Endocrine therapy that targets the estrogen receptor (ER) is a standard of care for the treatment of postmenopausal women with ER-positive breast cancer. The selective ER modulator (SERM) tamoxifen has been in use for the treatment of advanced breast cancer for more than 30 years and is currently a treatment option for all stages of ER-positive disease. Tamoxifen blocks the action of estrogen by binding to the ER, and possesses both ER-agonist and antagonist properties. Unfortunately, long-term use of tamoxifen is associated with several important concerns including an increased risk of endometrial cancer and thromboembolic complications. In addition, many patients who initially respond to tamoxifen eventually relapse with resistant disease. New treatment approaches are therefore required. A number of alternative SERMs have been tested as substitutes for tamoxifen. These include; toremifene, droloxifene, idoxifene, and keoxifene. Unfortunately, the SERMs have not proved to be more effective than tamoxifen for the treatment of advanced breast cancer and have shown a high level of cross-resistance with tamoxifen. The subsequent development of the aromatase inhibitors (AIs) is an important therapeutic advance by creating a "no estrogen" environment. Another approach is the development of pure antiestrogens. Fulvestrant is a novel ER antagonist that destroys the ER and its signaling pathway and is not associated with tamoxifen-like agonist effects. It produces high response rates compared with other SERMs and is not cross-resistant to tamoxifen or aromatase inhibitors and is equally as effective as the AI anastrozole in the treatment of postmenopausal women with advanced breast cancer who have progressed on prior adjuvant tamoxifen therapy. This review article discusses the significant and continuing value of SERMs for the treatment of postmenopausal ER-positive breast cancer.

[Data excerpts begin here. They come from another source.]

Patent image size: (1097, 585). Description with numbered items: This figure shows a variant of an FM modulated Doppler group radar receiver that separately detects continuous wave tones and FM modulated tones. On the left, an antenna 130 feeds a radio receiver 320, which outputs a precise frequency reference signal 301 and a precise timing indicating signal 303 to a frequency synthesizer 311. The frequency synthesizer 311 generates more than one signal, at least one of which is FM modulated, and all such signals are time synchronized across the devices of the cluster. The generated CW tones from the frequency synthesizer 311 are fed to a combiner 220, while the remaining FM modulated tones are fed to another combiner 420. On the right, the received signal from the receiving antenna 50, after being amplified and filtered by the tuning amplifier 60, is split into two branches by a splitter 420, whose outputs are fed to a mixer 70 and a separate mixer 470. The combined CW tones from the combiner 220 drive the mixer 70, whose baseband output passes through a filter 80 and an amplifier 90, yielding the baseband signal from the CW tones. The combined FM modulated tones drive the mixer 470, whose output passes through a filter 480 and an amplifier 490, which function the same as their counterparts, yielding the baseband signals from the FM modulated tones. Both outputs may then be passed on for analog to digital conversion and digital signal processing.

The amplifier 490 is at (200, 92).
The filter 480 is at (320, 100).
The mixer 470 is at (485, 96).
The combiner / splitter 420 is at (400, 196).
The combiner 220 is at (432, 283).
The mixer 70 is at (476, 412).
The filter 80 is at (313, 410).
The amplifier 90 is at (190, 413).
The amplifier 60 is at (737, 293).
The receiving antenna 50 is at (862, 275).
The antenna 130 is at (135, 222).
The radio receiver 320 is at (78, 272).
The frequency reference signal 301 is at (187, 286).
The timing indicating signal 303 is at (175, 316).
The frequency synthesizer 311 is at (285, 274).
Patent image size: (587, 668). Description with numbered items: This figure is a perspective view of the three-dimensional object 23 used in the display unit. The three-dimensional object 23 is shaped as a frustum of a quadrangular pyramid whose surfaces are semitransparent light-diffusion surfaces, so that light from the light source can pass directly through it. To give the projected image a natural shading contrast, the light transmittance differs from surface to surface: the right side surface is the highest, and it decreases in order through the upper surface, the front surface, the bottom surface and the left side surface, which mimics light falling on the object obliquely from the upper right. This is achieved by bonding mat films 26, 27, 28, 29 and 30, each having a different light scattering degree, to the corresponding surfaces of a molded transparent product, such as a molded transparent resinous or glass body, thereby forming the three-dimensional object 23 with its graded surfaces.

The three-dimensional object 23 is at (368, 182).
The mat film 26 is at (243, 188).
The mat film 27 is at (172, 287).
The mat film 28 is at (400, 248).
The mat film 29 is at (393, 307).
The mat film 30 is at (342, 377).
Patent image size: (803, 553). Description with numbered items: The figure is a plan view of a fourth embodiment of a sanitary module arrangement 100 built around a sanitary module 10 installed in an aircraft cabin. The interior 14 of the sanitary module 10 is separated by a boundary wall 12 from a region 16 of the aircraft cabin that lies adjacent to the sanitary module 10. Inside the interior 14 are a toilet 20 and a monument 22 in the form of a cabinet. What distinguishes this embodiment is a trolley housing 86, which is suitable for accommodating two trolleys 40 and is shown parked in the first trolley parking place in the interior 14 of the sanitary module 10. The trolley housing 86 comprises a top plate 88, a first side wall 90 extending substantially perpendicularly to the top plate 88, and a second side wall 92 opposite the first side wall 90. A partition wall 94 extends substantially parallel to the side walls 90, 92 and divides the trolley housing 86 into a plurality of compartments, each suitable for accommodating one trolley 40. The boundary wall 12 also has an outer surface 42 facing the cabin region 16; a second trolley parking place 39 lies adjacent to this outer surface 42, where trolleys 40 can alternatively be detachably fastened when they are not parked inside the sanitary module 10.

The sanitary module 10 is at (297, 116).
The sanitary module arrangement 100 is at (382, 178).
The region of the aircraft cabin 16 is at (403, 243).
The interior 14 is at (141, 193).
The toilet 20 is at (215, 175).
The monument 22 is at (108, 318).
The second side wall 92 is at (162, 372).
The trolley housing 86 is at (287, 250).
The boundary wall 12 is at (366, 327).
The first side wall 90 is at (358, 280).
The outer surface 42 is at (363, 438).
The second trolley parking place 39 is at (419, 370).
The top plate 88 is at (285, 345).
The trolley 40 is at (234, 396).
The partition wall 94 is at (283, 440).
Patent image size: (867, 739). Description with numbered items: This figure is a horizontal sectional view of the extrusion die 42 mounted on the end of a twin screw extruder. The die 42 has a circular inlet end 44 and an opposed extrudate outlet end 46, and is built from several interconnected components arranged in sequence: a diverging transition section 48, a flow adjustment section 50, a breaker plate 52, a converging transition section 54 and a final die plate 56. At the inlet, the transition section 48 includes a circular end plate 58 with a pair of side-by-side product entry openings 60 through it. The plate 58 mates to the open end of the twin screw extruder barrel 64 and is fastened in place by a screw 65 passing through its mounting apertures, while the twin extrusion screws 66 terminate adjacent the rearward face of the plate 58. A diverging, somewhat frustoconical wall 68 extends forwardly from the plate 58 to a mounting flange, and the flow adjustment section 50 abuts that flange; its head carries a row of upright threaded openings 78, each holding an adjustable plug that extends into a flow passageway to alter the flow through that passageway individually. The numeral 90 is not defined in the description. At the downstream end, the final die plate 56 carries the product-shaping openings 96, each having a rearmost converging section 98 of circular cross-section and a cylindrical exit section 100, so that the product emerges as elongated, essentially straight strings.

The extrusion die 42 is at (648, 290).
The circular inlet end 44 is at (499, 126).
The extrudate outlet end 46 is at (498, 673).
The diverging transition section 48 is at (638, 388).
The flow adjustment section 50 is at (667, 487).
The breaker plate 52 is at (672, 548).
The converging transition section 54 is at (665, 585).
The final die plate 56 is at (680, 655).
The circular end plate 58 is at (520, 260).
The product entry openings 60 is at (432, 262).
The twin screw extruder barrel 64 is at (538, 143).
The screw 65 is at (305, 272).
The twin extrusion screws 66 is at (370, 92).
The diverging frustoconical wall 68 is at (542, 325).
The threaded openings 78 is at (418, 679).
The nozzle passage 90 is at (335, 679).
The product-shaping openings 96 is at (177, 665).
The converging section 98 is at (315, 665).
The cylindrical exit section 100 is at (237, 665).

针对雌激素受体(ER)的内分泌治疗是绝经后ER阳性乳腺癌治疗的标准方法。选择性ER调节剂(SERM)他莫昔芬已用于治疗晚期乳腺癌30多年,目前是ER阳性疾病各阶段的一种治疗选择。他莫昔芬通过与ER结合来阻断雌激素的作用,兼具ER激动剂和拮抗剂特性。不幸的是,长期使用他莫昔芬存在一些重要问题,包括子宫内膜癌风险增加和血栓栓塞并发症。此外,许多最初对他莫昔芬有反应的患者最终会出现耐药性疾病复发。因此需要新的治疗方法。一些替代的SERM已作为他莫昔芬的替代品进行了测试。这些包括:托瑞米芬、屈洛昔芬、艾多昔芬和凯昔芬。不幸的是,这些SERM在治疗晚期乳腺癌方面并未证明比他莫昔芬更有效,并且与他莫昔芬表现出高度交叉耐药性。芳香酶抑制剂(AI)的后续开发通过创造“无雌激素”环境取得了重要的治疗进展。另一种方法是开发纯抗雌激素药物。氟维司群是一种新型ER拮抗剂,可破坏ER及其信号通路,且不具有类似他莫昔芬的激动剂作用。与其他SERM相比,它产生的缓解率较高,与他莫昔芬或芳香酶抑制剂无交叉耐药性,在治疗既往接受辅助他莫昔芬治疗后病情进展的绝经后晚期乳腺癌女性方面与AI阿那曲唑同样有效。这篇综述文章讨论了SERM在治疗绝经后ER阳性乳腺癌方面的重大且持续的价值。